Работал в Колумбийском университете (1958–1971), Университете Мак-Гила (1971–1976), Бингемтонском (1976–1999) и Йельском (с 2000) университетах.
Автор многочисленных работ, таких как ещё не завершённый пятитомный «Современный мир-система» (начат в 1974), «После либерализма» (1995) и др.
В своих исследованиях продолжает традицию марксистской социологии и политэкономии, а также теоретического наследия школы «анналов». Созданный им мир-системный подход составил новую страницу в понимании капитализма и его спутника в течение последних двухсот лет – либерализма.

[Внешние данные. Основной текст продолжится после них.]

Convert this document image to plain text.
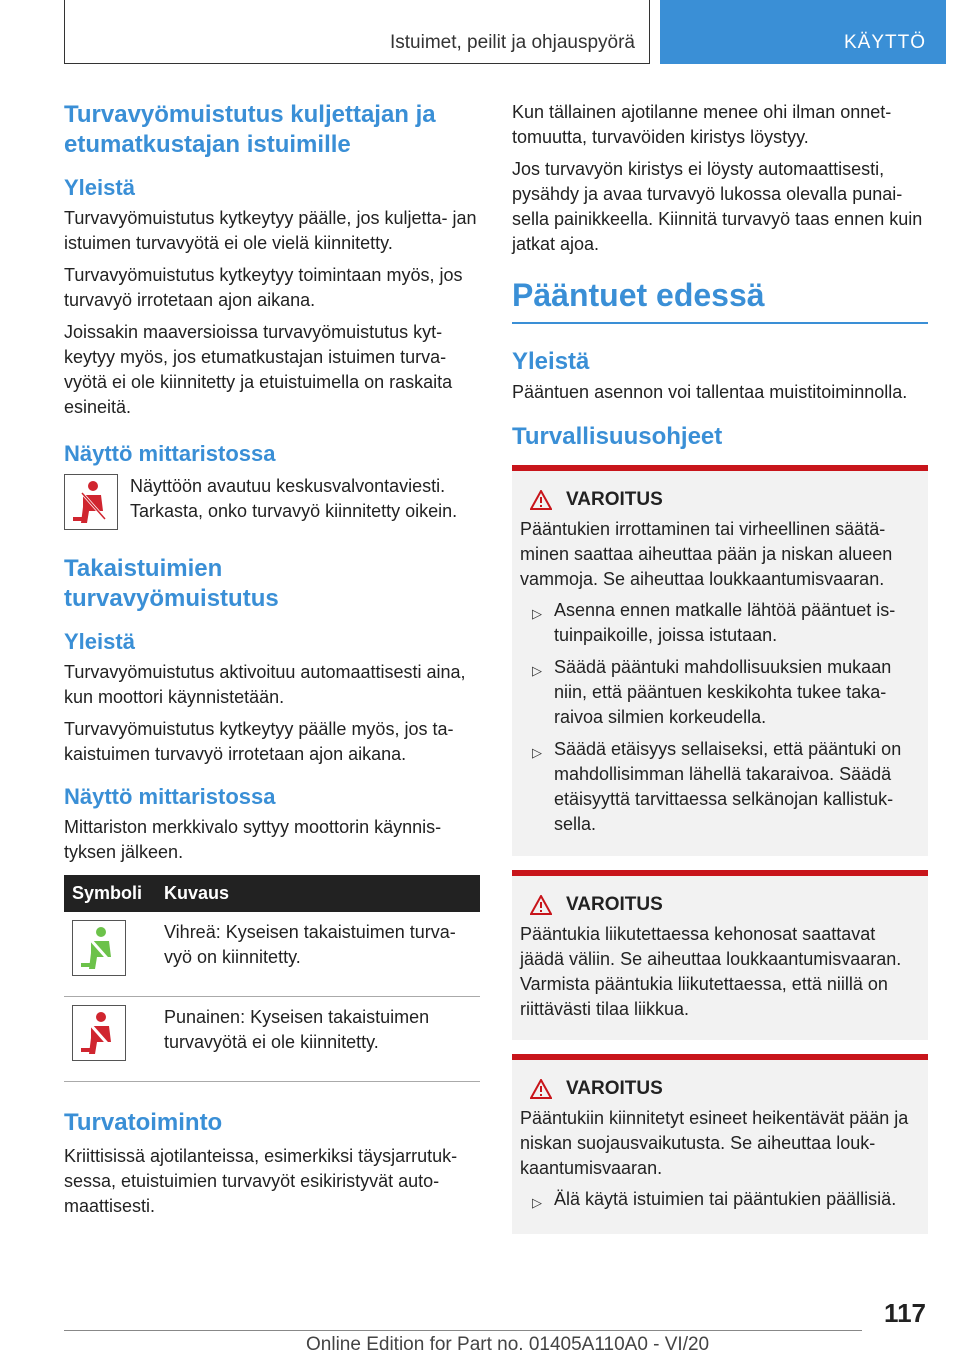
Istuimet, peilit ja ohjauspyörä	KÄYTTÖ
Turvavyömuistutus kuljettajan ja etumatkustajan istuimille
Yleistä

Turvavyömuistutus kytkeytyy päälle, jos kuljetta‐ jan istuimen turvavyötä ei ole vielä kiinnitetty.

Turvavyömuistutus kytkeytyy toimintaan myös, jos turvavyö irrotetaan ajon aikana.

Joissakin maaversioissa turvavyömuistutus kyt‐ keytyy myös, jos etumatkustajan istuimen turva‐ vyötä ei ole kiinnitetty ja etuistuimella on raskaita esineitä.

Näyttö mittaristossa

Näyttöön avautuu keskusvalvontaviesti. Tarkasta, onko turvavyö kiinnitetty oikein.

Takaistuimien turvavyömuistutus
Yleistä

Turvavyömuistutus aktivoituu automaattisesti aina, kun moottori käynnistetään.

Turvavyömuistutus kytkeytyy päälle myös, jos ta‐ kaistuimen turvavyö irrotetaan ajon aikana.

Näyttö mittaristossa

Mittariston merkkivalo syttyy moottorin käynnis‐ tyksen jälkeen.

Symboli	Kuvaus

	Vihreä: Kyseisen takaistuimen turva‐ vyö on kiinnitetty.

	Punainen: Kyseisen takaistuimen turvavyötä ei ole kiinnitetty.
Turvatoiminto

Kriittisissä ajotilanteissa, esimerkiksi täysjarrutuk‐ sessa, etuistuimien turvavyöt esikiristyvät auto‐ maattisesti.

Kun tällainen ajotilanne menee ohi ilman onnet‐ tomuutta, turvavöiden kiristys löystyy.

Jos turvavyön kiristys ei löysty automaattisesti, pysähdy ja avaa turvavyö lukossa olevalla punai‐ sella painikkeella. Kiinnitä turvavyö taas ennen kuin jatkat ajoa.

Pääntuet edessä
Yleistä

Pääntuen asennon voi tallentaa muistitoiminnolla.

Turvallisuusohjeet
VAROITUS

Pääntukien irrottaminen tai virheellinen säätä‐ minen saattaa aiheuttaa pään ja niskan alueen vammoja. Se aiheuttaa loukkaantumisvaaran.

▷ Asenna ennen matkalle lähtöä pääntuet is‐ tuinpaikoille, joissa istutaan.
▷ Säädä pääntuki mahdollisuuksien mukaan niin, että pääntuen keskikohta tukee taka‐ raivoa silmien korkeudella.
▷ Säädä etäisyys sellaiseksi, että pääntuki on mahdollisimman lähellä takaraivoa. Säädä etäisyyttä tarvittaessa selkänojan kallistuk‐ sella.
VAROITUS

Pääntukia liikutettaessa kehonosat saattavat jäädä väliin. Se aiheuttaa loukkaantumisvaaran. Varmista pääntukia liikutettaessa, että niillä on riittävästi tilaa liikkua.

VAROITUS

Pääntukiin kiinnitetyt esineet heikentävät pään ja niskan suojausvaikutusta. Se aiheuttaa louk‐ kaantumisvaaran.

▷ Älä käytä istuimien tai pääntukien päällisiä.
117
Online Edition for Part no. 01405A110A0 - VI/20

Идейно-теоретические основания мир-системного подхода
Для понимания сущности мир-системного подхода И. Валлерстайна необходимо изучить историю его возникновения.
На наш взгляд, своим возникновением в 60–70-е гг. XX столетия мир-системное учение обязано двум обстоятельствам. Во-первых, как любая масштабная концепция, это ответ наактуальные мировые тенденции того времени: глобализацию мировых процессов и вместе с тем неслыханный до той поры разрыв в уровне жизни между рядом благополучных стран Европы и Северной Америки.
Во-вторых, это часть идейно-теоретических поисков, отразивших парадоксальное состояние социальной науки 1960-х гг. Парадокс заключался в том, что появилось огромное количество новых инструментов социального анализа, однако это не вызвало появления новых масштабных социальных концепций, которые не только объясняли бы современные им тенденции, но и были бы прочно фундированы в историческом, методологическом и, наконец, мировоззренческом отношениях. По сути, имея мощную эмпирическую базу [1], наука не сумела выдвинуть всеобъемлющие социальные теории, подобные социально-экономическому учению Маркса, социокультурному учению Данилевского – Шпенглера или хотя бы социально-психологической теории Лебона – Фрейда.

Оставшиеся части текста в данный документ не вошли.